These degrees are not lesser because they do not involve shiny STEM skills. The world wouldn’t be the mess it’s in if, say, politicians actually read “1984” in high school rather than just emptily invoking its premise.

Tom Speelman, Highland, Ind.

Reducing the value of a degree to its economic worth is a damning social view of education. It’s also a damning reflection of economic values. Learning is a scam when you are taught money is the only value. College is a losing proposition when it’s married to unpayable debt. The humanities are pointless degrees when their pursuit guarantees a scramble to cobble together living conditions. This is the ideological trajectory of a society that is giving up on change. These ideas, this data, this despair should not be consumed as an indictment of “low-paying,” “regrettable” liberal arts skill sets. It should be heard as a howl for help. It’s a cry to reform reality. To study the humanities and be unable to make a living is a reflection of inhumane societal conditions.

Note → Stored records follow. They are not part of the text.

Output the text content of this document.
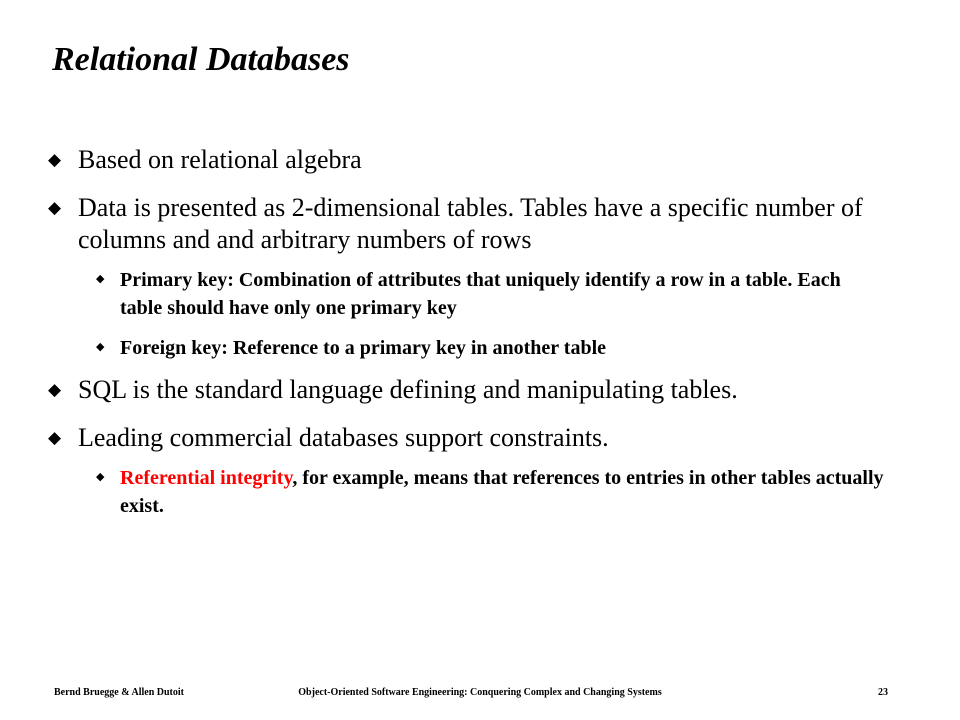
Relational Databases
◆ Based on relational algebra
◆ Data is presented as 2-dimensional tables. Tables have a specific number of columns and and arbitrary numbers of rows
◆ Primary key: Combination of attributes that uniquely identify a row in a table. Each table should have only one primary key
◆ Foreign key: Reference to a primary key in another table
◆ SQL is the standard language defining and manipulating tables.
◆ Leading commercial databases support constraints.
◆ Referential integrity, for example, means that references to entries in other tables actually exist.
Bernd Bruegge & Allen Dutoit	Object-Oriented Software Engineering: Conquering Complex and Changing Systems	23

“Regrettable” disciplines study what happens to societies that stop valuing art and the humanities. To dismiss art and the humanities is to dismiss history and wisdom. It debilitates the future. It’s a frail perspective that fails to see how our most imminent dangers (a random selection: the climate crisis, growing thirst for authoritarianism, corporate greed) demand more than STEM solutions. Of course we need STEM. Equally urgently, we need humanities knowledge applied to those issues. Consider what conditions led to the data before citing the numbers in “most regretted” as reasons to perpetuate under-supporting education, arts and humanities. Regret the socioeconomic setup, not the educational value. Data is only as valuable as its context.